In [1]:
# ------------------------
# Dummy baseline for Kaggle submission
# Generates random multi-label predictions
# ------------------------
import os
import csv
import random
from tqdm import tqdm

# --- Paths ---
TEST_DIR = "Amazon_products/test"  # modify if needed
TEST_CORPUS_PATH = os.path.join(TEST_DIR, "test_corpus.txt")  # product_id \t text
SUBMISSION_PATH = "submission.csv"  # output file

# --- Constants ---
NUM_CLASSES = 531  # total number of classes (0–530)
MIN_LABELS = 1     # minimum number of labels per sample
MAX_LABELS = 3     # maximum number of labels per sample

# --- Load test corpus ---
def load_corpus(path):
    """Load test corpus into {pid: text} dictionary."""
    pid2text = {}
    with open(path, "r", encoding="utf-8") as f:
        for line in f:
            parts = line.strip().split("\t", 1)
            if len(parts) == 2:
                pid, text = parts
                pid2text[pid] = text
    return pid2text

pid2text_test = load_corpus(TEST_CORPUS_PATH)
pid_list_test = list(pid2text_test.keys())

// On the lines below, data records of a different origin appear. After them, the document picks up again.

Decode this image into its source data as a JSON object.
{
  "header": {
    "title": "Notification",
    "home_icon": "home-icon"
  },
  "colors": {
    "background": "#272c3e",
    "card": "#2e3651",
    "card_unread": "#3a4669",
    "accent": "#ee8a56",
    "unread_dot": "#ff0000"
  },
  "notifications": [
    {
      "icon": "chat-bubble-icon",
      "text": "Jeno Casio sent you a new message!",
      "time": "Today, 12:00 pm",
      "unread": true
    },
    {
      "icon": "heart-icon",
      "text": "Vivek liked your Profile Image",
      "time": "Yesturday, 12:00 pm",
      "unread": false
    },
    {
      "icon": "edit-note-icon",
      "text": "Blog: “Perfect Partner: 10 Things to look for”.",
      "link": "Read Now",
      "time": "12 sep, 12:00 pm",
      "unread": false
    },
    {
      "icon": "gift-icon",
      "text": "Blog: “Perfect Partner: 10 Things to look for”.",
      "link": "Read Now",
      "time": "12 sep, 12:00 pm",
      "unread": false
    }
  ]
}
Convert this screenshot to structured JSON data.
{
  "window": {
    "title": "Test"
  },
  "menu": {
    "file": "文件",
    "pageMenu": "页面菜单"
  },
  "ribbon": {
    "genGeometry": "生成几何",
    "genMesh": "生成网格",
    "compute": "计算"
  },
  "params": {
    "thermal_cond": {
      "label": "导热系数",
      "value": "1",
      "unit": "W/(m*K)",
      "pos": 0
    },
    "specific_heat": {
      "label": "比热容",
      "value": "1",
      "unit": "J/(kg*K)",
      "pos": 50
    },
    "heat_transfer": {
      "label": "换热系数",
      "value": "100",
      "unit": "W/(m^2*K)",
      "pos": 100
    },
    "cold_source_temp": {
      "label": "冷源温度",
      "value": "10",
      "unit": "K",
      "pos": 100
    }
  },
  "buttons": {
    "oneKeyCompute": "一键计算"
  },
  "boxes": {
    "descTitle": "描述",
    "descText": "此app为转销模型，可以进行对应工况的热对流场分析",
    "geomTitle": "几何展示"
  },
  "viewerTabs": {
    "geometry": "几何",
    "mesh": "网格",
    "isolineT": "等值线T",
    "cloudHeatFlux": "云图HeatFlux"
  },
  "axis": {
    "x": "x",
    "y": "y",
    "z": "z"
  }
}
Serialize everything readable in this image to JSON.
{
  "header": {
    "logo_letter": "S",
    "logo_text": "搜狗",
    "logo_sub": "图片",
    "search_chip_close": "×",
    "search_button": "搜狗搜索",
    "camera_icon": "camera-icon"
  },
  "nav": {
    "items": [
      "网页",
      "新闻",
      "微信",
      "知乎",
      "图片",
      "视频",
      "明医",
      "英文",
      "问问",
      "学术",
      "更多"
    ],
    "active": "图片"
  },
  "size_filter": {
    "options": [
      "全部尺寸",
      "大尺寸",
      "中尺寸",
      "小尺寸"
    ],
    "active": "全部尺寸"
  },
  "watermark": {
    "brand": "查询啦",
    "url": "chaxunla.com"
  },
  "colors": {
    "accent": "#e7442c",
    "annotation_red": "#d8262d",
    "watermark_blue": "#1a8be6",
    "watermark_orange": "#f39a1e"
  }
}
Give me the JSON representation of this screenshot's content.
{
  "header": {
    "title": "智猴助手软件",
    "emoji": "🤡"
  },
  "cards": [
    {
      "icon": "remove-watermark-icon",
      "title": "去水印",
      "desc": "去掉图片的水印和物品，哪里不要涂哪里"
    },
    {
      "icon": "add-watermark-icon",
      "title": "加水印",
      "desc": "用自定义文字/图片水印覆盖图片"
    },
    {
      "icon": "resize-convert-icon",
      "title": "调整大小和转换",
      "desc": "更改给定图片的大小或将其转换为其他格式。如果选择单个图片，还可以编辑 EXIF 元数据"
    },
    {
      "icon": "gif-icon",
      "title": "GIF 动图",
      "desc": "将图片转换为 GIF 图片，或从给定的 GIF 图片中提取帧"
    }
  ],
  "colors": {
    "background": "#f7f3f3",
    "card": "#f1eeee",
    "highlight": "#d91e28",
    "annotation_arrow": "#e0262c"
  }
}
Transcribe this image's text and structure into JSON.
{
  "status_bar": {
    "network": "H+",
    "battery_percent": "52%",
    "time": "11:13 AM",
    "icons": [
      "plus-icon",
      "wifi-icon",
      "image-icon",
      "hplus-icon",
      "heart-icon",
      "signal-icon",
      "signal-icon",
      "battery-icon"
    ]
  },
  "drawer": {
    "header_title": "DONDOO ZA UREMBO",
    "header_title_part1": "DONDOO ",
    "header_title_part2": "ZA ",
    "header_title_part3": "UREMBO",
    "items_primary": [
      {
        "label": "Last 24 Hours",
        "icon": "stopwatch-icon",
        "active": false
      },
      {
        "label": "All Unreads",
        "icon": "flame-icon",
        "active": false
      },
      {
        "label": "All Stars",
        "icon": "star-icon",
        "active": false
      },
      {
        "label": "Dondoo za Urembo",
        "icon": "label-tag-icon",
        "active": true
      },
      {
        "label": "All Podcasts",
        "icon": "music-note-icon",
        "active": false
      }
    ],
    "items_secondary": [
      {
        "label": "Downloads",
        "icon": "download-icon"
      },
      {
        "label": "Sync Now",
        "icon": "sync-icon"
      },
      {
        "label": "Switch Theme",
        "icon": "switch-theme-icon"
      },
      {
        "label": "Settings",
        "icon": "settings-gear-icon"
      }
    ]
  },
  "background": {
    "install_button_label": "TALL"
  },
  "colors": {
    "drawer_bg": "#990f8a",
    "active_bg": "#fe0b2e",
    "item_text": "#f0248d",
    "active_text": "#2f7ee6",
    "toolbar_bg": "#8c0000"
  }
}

# --- Generate random predictions ---
all_pids, all_labels = [], []
for pid in tqdm(pid_list_test, desc="Generating dummy predictions"):
    n_labels = random.randint(MIN_LABELS, MAX_LABELS)
    labels = random.sample(range(NUM_CLASSES), n_labels)
    labels = sorted(labels)
    all_pids.append(pid)
    all_labels.append(labels)

# --- Save submission file ---
with open(SUBMISSION_PATH, "w", newline="", encoding="utf-8") as f:
    writer = csv.writer(f)
    writer.writerow(["pid", "labels"])
    for pid, labels in zip(all_pids, all_labels):
        writer.writerow([pid, ",".join(map(str, labels))])

print(f"Dummy submission file saved to: {SUBMISSION_PATH}")
print(f"Total samples: {len(all_pids)}, Classes per sample: {MIN_LABELS}-{MAX_LABELS}")

Generating dummy predictions: 100%|██████████████████████████████████████████████████████████████████████████████████████████████████████████████████████████████████████████████████████████████████████████████████████████████████| 19658/19658 [00:00<00:00, 190266.11it/s]

Dummy submission file saved to: submission.csv
Total samples: 19658, Classes per sample: 1-3